For 2023 the company has announced a symbolic dividend increase of 0.5% to $1.47 per share. With the share trading at $36.00 this represents a yield of 4.0% which is paid out monthly.
Now let’s do some math to see whether the company will have enough cash to repay their debt due in 2023.
FFO is expected to grow by 4% in 2023, assuming the same rate of growth for CAD, the cash available for distribution should reach $1.95 by year-end. After the dividend of $1.47 there will be about $0.48 per share left. With 180 Million shares outstanding, there will be just under $90 Million of cash available. While not enough to repay the full $103 Million due in 2023, it is not far off and combined with cash already on their balance sheet + the available credit facility, the company should have no problem in dealing with this debt, as they are in a very good shape profitability wise.
Valuation
By now, you should be fairly comfortable with STAG’s performance, it is a very healthy company that is likely to do well in the future. The problem is that it is too obvious, resulting in a valuation that is not very appealing.

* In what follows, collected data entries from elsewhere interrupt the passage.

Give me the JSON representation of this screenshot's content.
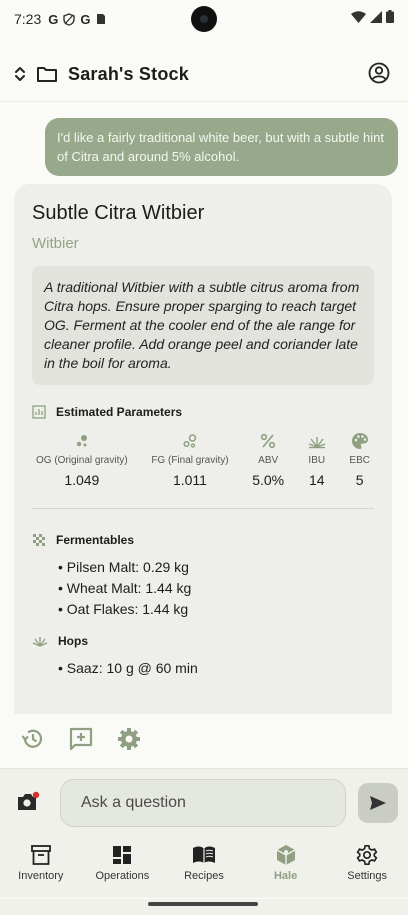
{
  "status_bar": {
    "time": "7:23",
    "notif_icons": [
      "G",
      "G"
    ]
  },
  "app_bar": {
    "title": "Sarah's Stock"
  },
  "chat": {
    "user_message": "I'd like a fairly traditional white beer, but with a subtle hint of Citra and around 5% alcohol.",
    "recipe": {
      "title": "Subtle Citra Witbier",
      "style": "Witbier",
      "description": "A traditional Witbier with a subtle citrus aroma from Citra hops. Ensure proper sparging to reach target OG. Ferment at the cooler end of the ale range for cleaner profile. Add orange peel and coriander late in the boil for aroma.",
      "params_heading": "Estimated Parameters",
      "params": [
        {
          "icon": "og-bubbles-icon",
          "label": "OG (Original gravity)",
          "value": "1.049"
        },
        {
          "icon": "fg-bubbles-icon",
          "label": "FG (Final gravity)",
          "value": "1.011"
        },
        {
          "icon": "percent-icon",
          "label": "ABV",
          "value": "5.0%"
        },
        {
          "icon": "hops-icon",
          "label": "IBU",
          "value": "14"
        },
        {
          "icon": "palette-icon",
          "label": "EBC",
          "value": "5"
        }
      ],
      "fermentables_heading": "Fermentables",
      "fermentables": [
        "• Pilsen Malt: 0.29 kg",
        "• Wheat Malt: 1.44 kg",
        "• Oat Flakes: 1.44 kg"
      ],
      "hops_heading": "Hops",
      "hops": [
        "• Saaz: 10 g @ 60 min"
      ]
    }
  },
  "composer": {
    "placeholder": "Ask a question"
  },
  "nav": {
    "items": [
      {
        "label": "Inventory",
        "icon": "inventory-icon"
      },
      {
        "label": "Operations",
        "icon": "dashboard-icon"
      },
      {
        "label": "Recipes",
        "icon": "book-icon"
      },
      {
        "label": "Hale",
        "icon": "hale-cube-icon",
        "active": true
      },
      {
        "label": "Settings",
        "icon": "gear-icon"
      }
    ]
  },
  "colors": {
    "accent": "#8ea081",
    "user_bubble": "#97a98a",
    "card": "#eeeeea"
  }
}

Firstly, on a relative multiple basis, STAG currently trades at 16.5x FFO, which is above its long-term historical average of 15.2x (blue line). Even if we only look at more recent history, which might be skewed to the upside because of the boom during the pandemic, STAG is by no means undervalued here.

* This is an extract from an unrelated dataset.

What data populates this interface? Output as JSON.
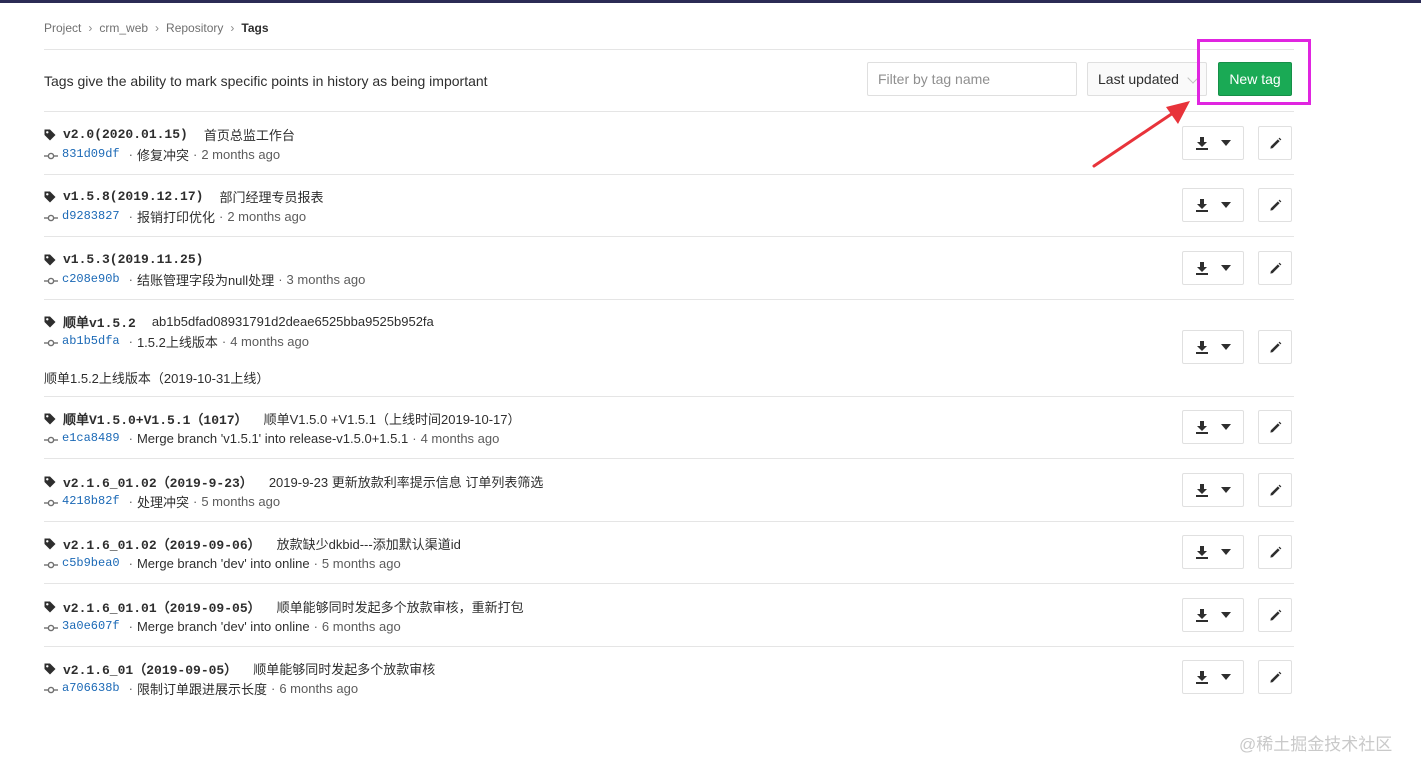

If we assume that FFO will grow by 4%, by 2025 it should reach $2.47 per share. Multiplying this by the average multiple, we get a price target of $37.50 per share. This is essentially flat from the price today at $36.00 and with a dividend yield of only 4.0%, the total return will most likely underperform the market, unless we can get significantly higher multiples again.
From an NAV (net asset value) point of view, the story is very similar.

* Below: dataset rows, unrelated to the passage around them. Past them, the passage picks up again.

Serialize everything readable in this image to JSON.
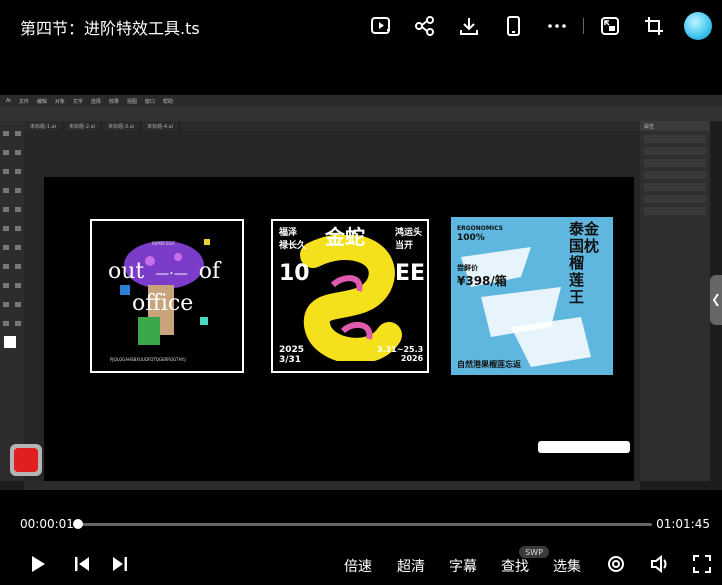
{
  "header": {
    "title": "第四节：进阶特效工具.ts",
    "icons": [
      "video-add-icon",
      "share-icon",
      "download-icon",
      "phone-icon",
      "more-icon",
      "pip-icon",
      "crop-icon",
      "avatar"
    ]
  },
  "video": {
    "card1": {
      "small_top": "REMIX EDIT",
      "line1": "out",
      "line2": "of",
      "line3": "office",
      "footer": "PJQLQGAHSBXUUDFDTQGERRQGTHY.J"
    },
    "card2": {
      "left_top": "福泽\n禄长久",
      "right_top": "鸿运头\n当开",
      "headline": "金蛇",
      "big_left": "10",
      "big_right": "EE",
      "date_left": "2025\n3/31",
      "date_right": "3.31~25.3\n2026"
    },
    "card3": {
      "brand": "ERGONOMICS",
      "pct": "100%",
      "price_label": "尝鲜价",
      "price": "¥398/箱",
      "side_title": "泰金\n国枕\n榴\n莲\n王",
      "bottom": "自然港果榴莲忘返"
    }
  },
  "player": {
    "time_current": "00:00:01",
    "time_total": "01:01:45",
    "progress_fraction": 0.0003,
    "buttons": {
      "speed": "倍速",
      "quality": "超清",
      "subtitle": "字幕",
      "search": "查找",
      "search_badge": "SWP",
      "episodes": "选集"
    }
  }
}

Properties are kept at a book value of $5.9 Billion and generate an annual NOI of around $500 Million. This means that they are kept on the books at a yield/cap rate of 8.5% which arguably is high. I would argue that a reasonable cap rate for their assets would be <6%. At a 6% cap rate, the asset would be worth $8.3 Billion. Subtracting debt of $2.5 Billion, we get an adjusted NAV of $5.8 Billion. At $36.00 a share, the market cap stands at $6.5 Billion or about 12% above the already adjusted net asset value. This tells a very similar story to that of relative multiple valuation. STAG is simply about 10% overvalued here, and therefore, I expect it to underperform the market.
Investor Takeaway
STAG is a great company. It is positioned in an industry with significant tailwinds over the next decade and has a well-diversified and efficient business model with a very reasonable debt structure. The problem, it seems, is that everyone is aware of this and the stock has become too crowded. As a result, the company has become about 10% overvalued here. For these reasons, I rate STAG stock as a HOLD here at $36.00, but will keep an eye on the stock and consider buying if the price falls below fair value (below $32.00 or so).